N.Y. journalist says interrogation aimed at harassing her sources

The Associated Press, Apr. 1, 2006

MOSCOW

Alleging she has information about attacks in southern Russia, interrogators have confiscated an American journalist's notebooks, tapes and computer hard drives, threatened and subjected her to long rounds of questioning for three days.

Kelly McEvers, a 35-year-old New York-based freelance journalist, arrived in the southern region of Dagestan two weeks ago to research the impact of Islamic extremism. She said Saturday that her interrogators' aim appeared to be identifying all her sources throughout Russia's restive North Caucasus region, which she began visiting in March 2005, and harassing them.

"It seems like past history would show that people who talk to journalists can be punished for that, at the very least go under surveillance," McEvers told The Associated Press in a telephone interview from an apartment in the Dagestani capital Makhachkala, where she was expecting police interrogators to pick her up for another round of questioning.

"It's obvious that this is another way for them to keep the world from knowing what's really going on down here," she said. "Their end goal is just to scare the hell out of me and make it so I never come back again."

McEvers said she had been detained for questioning for 10 hours on Wednesday, six hours Thursday, and 10 hours Friday.

She was told to return to the regional Interior Ministry headquarters on Saturday, but said in a separate telephone call Saturday evening that while her interpreter had been questioned for an hour or so, she was not subjected to another interrogation.
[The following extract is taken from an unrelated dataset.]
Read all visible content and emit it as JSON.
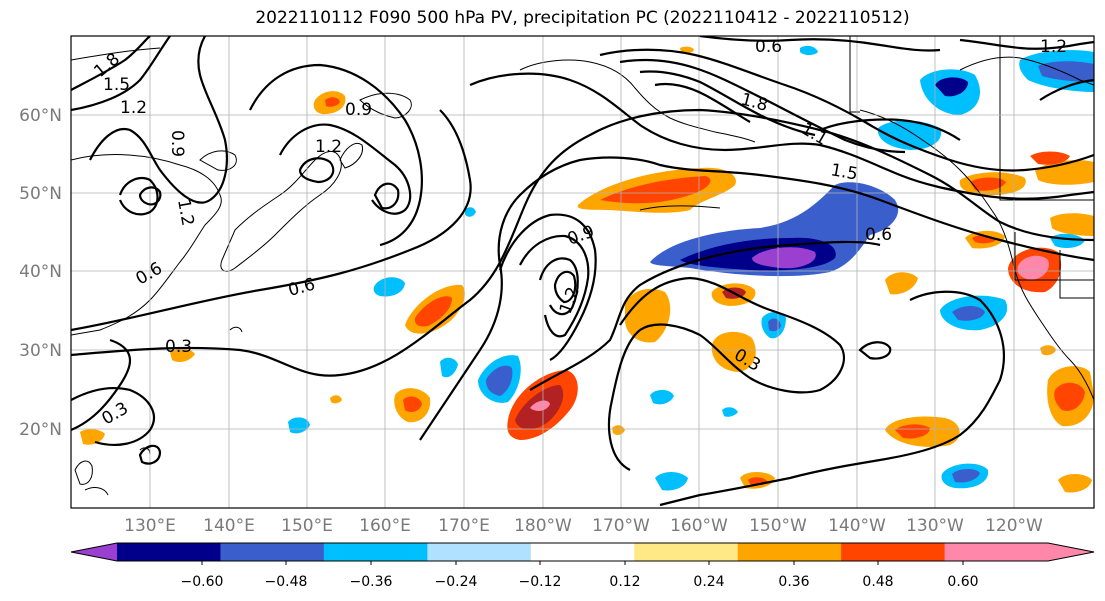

However, she was left in the dark about her status and was not told she was free to leave Makhachkala.

During the most recent interrogation, which was joined by a prosecutor from Chechnya, "they threatened to take me to Chechnya if I didn't cooperate," she said.

"They say I have information about acts of violence, which is totally and completely bogus, of course," she said.

The Committee to Protect Journalists said interrogators had threatened McEvers with involvement in terrorist activity since she allegedly had information about a 2005 ambush of a Russian military convoy in the Nozhai-Yurt district of Chechnya, near the Dagestani border.

"They play tapes of phone conversations and accuse me of trying to meet with extremists, they've read through my notes and ask me totally absurd questions like 'Am I a weapons expert?'" she said. "They refuse to say what's the next step and what they're going to do with me."

The interrogators have let her return to a private apartment each night to sleep, but during the day she was their prisoner _ unable to use a phone, unable to contact the U.S. Embassy in Moscow, intimidated by tough-looking men.

She said the Chechen prosecutor was the first in three days to indicate on what basis she was being interrogated.

"Before him it was just goons, for hours and hours not telling me who they are, what I'm charged with," she said. "When I start asking questions a door opens and a bunch of tough guys come in."

McEvers, who is on a fellowship from the International Reporting Project at Johns Hopkins University's School of Advanced International Studies in Washington, said she had been interviewing students, imams, villagers and others about developments in Dagestan, which she called the "most Muslim" republic in southern Russia.

"What's interesting down here is that this is one of the few places where there's a moderate dialogue going on about extremism," she said. "The streets are packed on Fridays with (Muslim) people going to prayers, and there are so many people of faith here that they want to live in peace."